Enjoy cenotes in the Yucatan


Enjoy cenotes in the Yucatan


If you’re reading this article, you’re probably thinking of taking a vacation in Mexico. During your research, you’ve probably come across a strange word several times: cenote. But do you know exactly what it is?


In the Mayan language, a dzonot is literally a well. They are actually water holes formed some 66 million years ago, following the impact of the meteorite that caused the dinosaurs to become extinct. They are dispersed around the 110-mile Chicxulub crater and are filled with water from underground springs.


For the ancient Maya of the Yucatan Peninsula, which has virtually no rivers, the cenotes were of crucial importance as their only sources of fresh water. That’s why most Maya cities were built near one or more of them. The Maya also considered cenotes to be passages between this world and that of the gods, sacred places where offerings and sacrifices were made.
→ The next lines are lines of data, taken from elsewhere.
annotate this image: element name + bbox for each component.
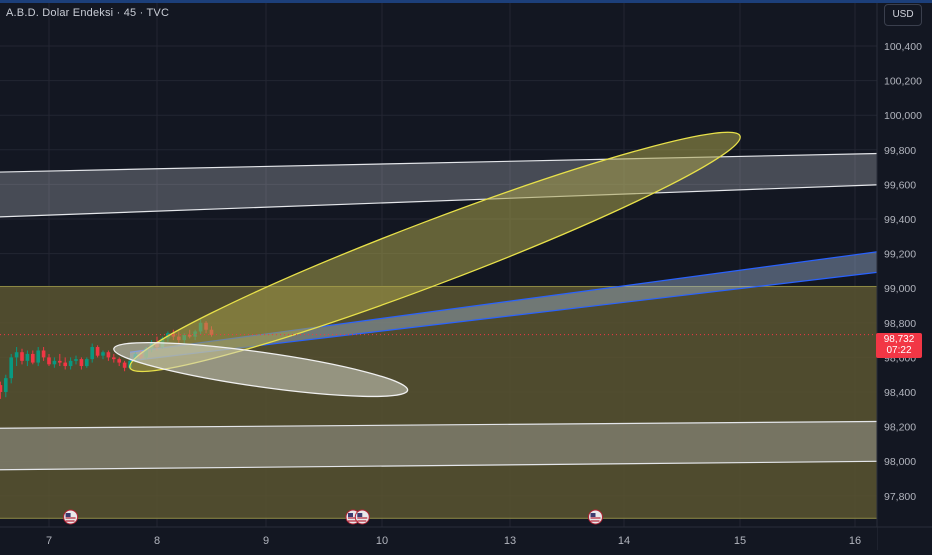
time-tick-label: 7 <box>46 535 52 547</box>
candle-body <box>79 359 84 367</box>
price-tick-label: 98,800 <box>884 318 916 330</box>
time-axis[interactable]: 7 8 9 10 13 14 15 16 <box>0 526 932 550</box>
candle-body <box>20 352 24 361</box>
time-tick-label: 15 <box>734 535 746 547</box>
candle-body <box>31 353 35 363</box>
candle-body <box>41 350 46 358</box>
last-price-value: 98,732 <box>883 334 915 345</box>
candle-body <box>25 353 30 361</box>
bar-countdown: 07:22 <box>886 345 912 356</box>
price-tick-label: 100,000 <box>884 110 922 122</box>
flag-canton <box>590 513 596 517</box>
price-chart[interactable]: 100,400 100,200 100,000 99,800 99,600 99,400 9… <box>0 0 932 550</box>
candle-body <box>4 378 8 392</box>
price-tick-label: 99,200 <box>884 249 916 261</box>
candle-body <box>14 352 19 358</box>
candle-body <box>106 352 111 358</box>
candle-body <box>0 385 3 392</box>
candle-body <box>58 360 62 363</box>
price-tick-label: 99,000 <box>884 283 916 295</box>
price-axis[interactable]: 100,400 100,200 100,000 99,800 99,600 99,400 9… <box>876 0 932 550</box>
time-tick-label: 16 <box>849 535 861 547</box>
candle-body <box>52 360 57 365</box>
top-accent-bar <box>0 0 932 3</box>
chart-area[interactable]: 100,400 100,200 100,000 99,800 99,600 99,400 9… <box>0 0 932 550</box>
price-tick-label: 100,200 <box>884 76 922 88</box>
price-tick-label: 98,000 <box>884 456 916 468</box>
price-tick-label: 98,400 <box>884 387 916 399</box>
flag-canton <box>65 513 71 517</box>
chart-title: A.B.D. Dolar Endeksi · 45 · TVC <box>6 7 170 19</box>
candle-body <box>117 359 121 363</box>
time-tick-label: 13 <box>504 535 516 547</box>
candle-body <box>63 362 67 367</box>
candle-body <box>36 350 40 363</box>
candle-body <box>95 347 100 356</box>
candle-body <box>90 347 94 360</box>
candle-body <box>85 359 89 367</box>
price-tick-label: 98,200 <box>884 422 916 434</box>
price-tick-label: 99,600 <box>884 179 916 191</box>
candle-body <box>122 362 127 368</box>
candle-body <box>74 359 78 361</box>
candle-body <box>68 360 73 367</box>
flag-canton <box>357 513 363 517</box>
time-tick-label: 9 <box>263 535 269 547</box>
time-tick-label: 8 <box>154 535 160 547</box>
price-tick-label: 99,400 <box>884 214 916 226</box>
last-price-tag: 98,732 07:22 <box>876 333 922 358</box>
time-tick-label: 10 <box>376 535 388 547</box>
currency-button[interactable]: USD <box>884 4 922 26</box>
price-tick-label: 100,400 <box>884 41 922 53</box>
price-tick-label: 99,800 <box>884 145 916 157</box>
price-tick-label: 97,800 <box>884 491 916 503</box>
candle-body <box>101 352 105 356</box>
candle-body <box>112 357 116 360</box>
candle-body <box>47 357 51 365</box>
flag-canton <box>348 513 353 517</box>
candle-body <box>9 357 13 379</box>
time-tick-label: 14 <box>618 535 630 547</box>
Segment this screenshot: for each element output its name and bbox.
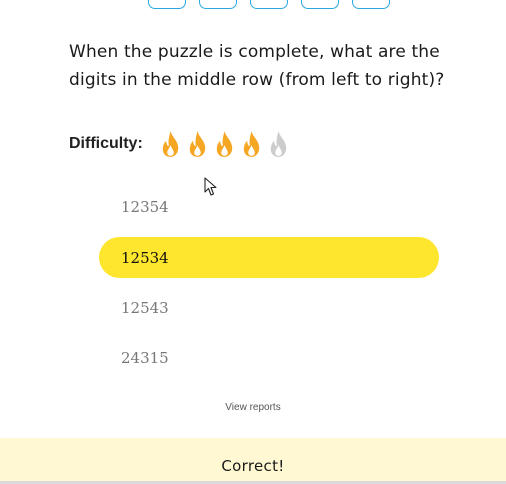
flame-icon [189, 131, 205, 157]
answer-choice[interactable]: 24315 [99, 337, 439, 378]
answer-choice-label: 12354 [121, 197, 169, 216]
answer-choice[interactable]: 12534 [99, 237, 439, 278]
view-reports-link[interactable]: View reports [0, 402, 506, 413]
grid-cell [301, 0, 339, 9]
answer-choice[interactable]: 12543 [99, 287, 439, 328]
grid-cell [352, 0, 390, 9]
mouse-cursor-icon [204, 177, 217, 196]
difficulty-rating: Difficulty: [69, 128, 292, 160]
flame-icon [216, 131, 232, 157]
grid-cell [250, 0, 288, 9]
answer-choice-label: 12534 [121, 248, 169, 267]
flame-icon [162, 131, 178, 157]
answer-choice-label: 24315 [121, 348, 169, 367]
result-text: Correct! [221, 457, 285, 475]
flame-icon [270, 131, 286, 157]
flame-rating [157, 130, 292, 158]
answer-choice[interactable]: 12354 [99, 186, 439, 227]
question-text: When the puzzle is complete, what are th… [69, 42, 445, 90]
answer-choice-label: 12543 [121, 298, 169, 317]
flame-icon [243, 131, 259, 157]
result-banner: Correct! [0, 438, 506, 484]
grid-cell [148, 0, 186, 9]
difficulty-label: Difficulty: [69, 135, 143, 152]
grid-cell [199, 0, 237, 9]
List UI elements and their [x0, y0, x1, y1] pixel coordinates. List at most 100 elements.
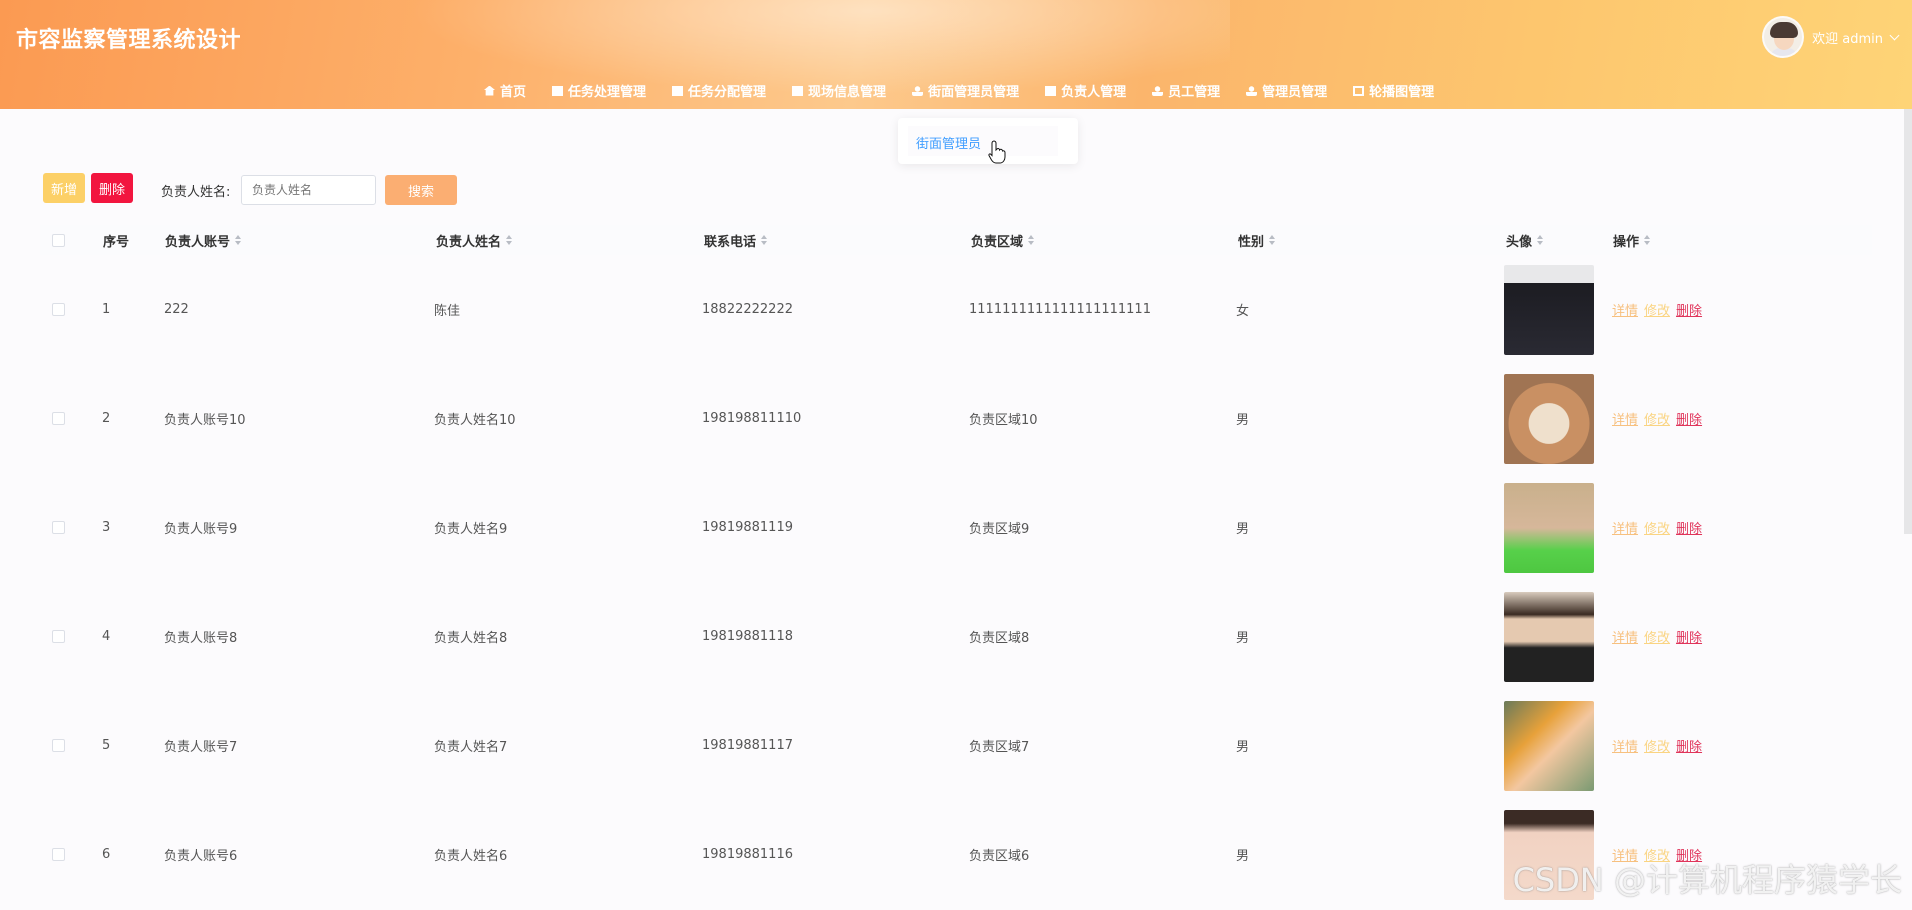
nav-item-admin[interactable]: 管理员管理	[1246, 81, 1327, 100]
search-input[interactable]	[241, 175, 376, 205]
cell-gender: 男	[1236, 413, 1250, 428]
cell-gender: 女	[1236, 304, 1250, 319]
cell-area: 1111111111111111111111	[969, 302, 1151, 317]
cell-no: 1	[102, 302, 111, 317]
header-account[interactable]: 负责人账号	[165, 225, 242, 255]
cell-area: 负责区域8	[969, 631, 1030, 646]
detail-link[interactable]: 详情	[1612, 518, 1638, 537]
cell-gender: 男	[1236, 849, 1250, 864]
delete-link[interactable]: 删除	[1676, 627, 1702, 646]
cell-account: 负责人账号10	[164, 413, 246, 428]
cell-account: 负责人账号8	[164, 631, 238, 646]
cell-avatar	[1504, 473, 1594, 582]
user-icon	[912, 85, 924, 96]
detail-link[interactable]: 详情	[1612, 736, 1638, 755]
table-row: 5 负责人账号7 负责人姓名7 19819881117 负责区域7 男 详情 修…	[40, 691, 1872, 800]
avatar[interactable]	[1762, 16, 1805, 58]
user-icon	[1152, 85, 1164, 96]
detail-link[interactable]: 详情	[1612, 627, 1638, 646]
nav-item-staff[interactable]: 员工管理	[1152, 81, 1220, 100]
avatar-photo[interactable]	[1504, 591, 1594, 682]
cell-name: 负责人姓名8	[434, 631, 508, 646]
nav-item-site-info[interactable]: 现场信息管理	[792, 81, 886, 100]
cell-avatar	[1504, 691, 1594, 800]
cell-phone: 19819881119	[702, 520, 793, 535]
header-avatar[interactable]: 头像	[1506, 225, 1544, 255]
delete-link[interactable]: 删除	[1676, 300, 1702, 319]
user-icon	[1246, 85, 1258, 96]
home-icon	[484, 85, 495, 96]
nav-item-task-assign[interactable]: 任务分配管理	[672, 81, 766, 100]
top-nav: 首页 任务处理管理 任务分配管理 现场信息管理 街面管理员管理 负责人管理 员工…	[484, 81, 1460, 100]
cell-avatar	[1504, 255, 1594, 364]
header-gender[interactable]: 性别	[1238, 225, 1276, 255]
nav-item-carousel[interactable]: 轮播图管理	[1353, 81, 1434, 100]
avatar-photo[interactable]	[1504, 700, 1594, 791]
avatar-photo[interactable]	[1504, 264, 1594, 355]
hand-cursor-icon	[988, 140, 1006, 164]
grid-icon	[1045, 85, 1057, 96]
sort-icon	[1537, 235, 1544, 245]
header-area[interactable]: 负责区域	[971, 225, 1035, 255]
header-phone[interactable]: 联系电话	[704, 225, 768, 255]
header-ops[interactable]: 操作	[1613, 225, 1651, 255]
header-name[interactable]: 负责人姓名	[436, 225, 513, 255]
cell-phone: 19819881117	[702, 738, 793, 753]
nav-item-street-admin[interactable]: 街面管理员管理	[912, 81, 1019, 100]
cell-account: 负责人账号6	[164, 849, 238, 864]
delete-button[interactable]: 删除	[91, 173, 133, 203]
header-no: 序号	[103, 234, 130, 250]
nav-item-task-process[interactable]: 任务处理管理	[552, 81, 646, 100]
cell-gender: 男	[1236, 631, 1250, 646]
app-header: 市容监察管理系统设计 欢迎 admin 首页 任务处理管理 任务分配管理 现场信…	[0, 0, 1912, 109]
data-table: 序号 负责人账号 负责人姓名 联系电话 负责区域 性别 头像 操作 1 222 …	[40, 225, 1872, 909]
sort-icon	[506, 235, 513, 245]
edit-link[interactable]: 修改	[1644, 736, 1670, 755]
row-checkbox[interactable]	[52, 691, 65, 800]
nav-item-manager[interactable]: 负责人管理	[1045, 81, 1126, 100]
cell-name: 负责人姓名10	[434, 413, 516, 428]
cell-no: 2	[102, 411, 111, 426]
scrollbar[interactable]	[1904, 109, 1912, 534]
edit-link[interactable]: 修改	[1644, 300, 1670, 319]
table-header: 序号 负责人账号 负责人姓名 联系电话 负责区域 性别 头像 操作	[40, 225, 1872, 255]
avatar-photo[interactable]	[1504, 482, 1594, 573]
avatar-photo[interactable]	[1504, 373, 1594, 464]
nav-item-home[interactable]: 首页	[484, 81, 526, 100]
cell-avatar	[1504, 582, 1594, 691]
row-checkbox[interactable]	[52, 364, 65, 473]
edit-link[interactable]: 修改	[1644, 409, 1670, 428]
detail-link[interactable]: 详情	[1612, 300, 1638, 319]
search-label: 负责人姓名:	[161, 185, 231, 200]
cell-avatar	[1504, 364, 1594, 473]
row-checkbox[interactable]	[52, 582, 65, 691]
sort-icon	[761, 235, 768, 245]
delete-link[interactable]: 删除	[1676, 518, 1702, 537]
detail-link[interactable]: 详情	[1612, 409, 1638, 428]
cell-account: 负责人账号9	[164, 522, 238, 537]
user-menu[interactable]: 欢迎 admin	[1762, 16, 1900, 58]
select-all-checkbox[interactable]	[52, 225, 65, 255]
cell-area: 负责区域7	[969, 740, 1030, 755]
row-checkbox[interactable]	[52, 255, 65, 364]
image-icon	[1353, 85, 1365, 96]
delete-link[interactable]: 删除	[1676, 409, 1702, 428]
row-checkbox[interactable]	[52, 800, 65, 909]
search-button[interactable]: 搜索	[385, 175, 457, 205]
delete-link[interactable]: 删除	[1676, 736, 1702, 755]
grid-icon	[792, 85, 804, 96]
dropdown-item-street-admin[interactable]: 街面管理员	[908, 126, 1058, 156]
edit-link[interactable]: 修改	[1644, 518, 1670, 537]
edit-link[interactable]: 修改	[1644, 627, 1670, 646]
table-row: 3 负责人账号9 负责人姓名9 19819881119 负责区域9 男 详情 修…	[40, 473, 1872, 582]
row-checkbox[interactable]	[52, 473, 65, 582]
cell-phone: 19819881116	[702, 847, 793, 862]
add-button[interactable]: 新增	[43, 173, 85, 203]
table-body: 1 222 陈佳 18822222222 1111111111111111111…	[40, 255, 1872, 909]
cell-ops: 详情 修改 删除	[1612, 364, 1702, 473]
cell-account: 负责人账号7	[164, 740, 238, 755]
cell-no: 3	[102, 520, 111, 535]
table-row: 1 222 陈佳 18822222222 1111111111111111111…	[40, 255, 1872, 364]
cell-area: 负责区域10	[969, 413, 1038, 428]
cell-ops: 详情 修改 删除	[1612, 255, 1702, 364]
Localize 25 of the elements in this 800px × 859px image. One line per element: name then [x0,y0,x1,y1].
We have to admit that the most impressive cenotes create a mystical ambiance that is conducive to meditation.


Nowadays, cenotes are first and foremost jewels of Mexico’s natural heritage, and serve as a relaxation spot for both Yucatan Peninsula residents and tourists. It’s very common for Mexicans (especially those who don't live near the coast) to swim in them, just as one would go swimming in a lake in Europe. Don’t worry when you dive into a cenote: archaeologists have had time to remove the bones that used to cover the bottom. And for budding Indiana Joneses, I’m sorry to tell you that the jewels offered to the Maya gods were also brought to the surface long ago and now adorn museums in Mexico and elsewhere. Sorry, but you’re not going to find a treasure this time!


A visit to a Maya ruin often goes hand in hand with a visit to the nearby cenote. That's why it’s always a good idea to have a swimsuit and towel with you, even in the middle of the jungle. Come and swim in these memory-filled, relaxing places!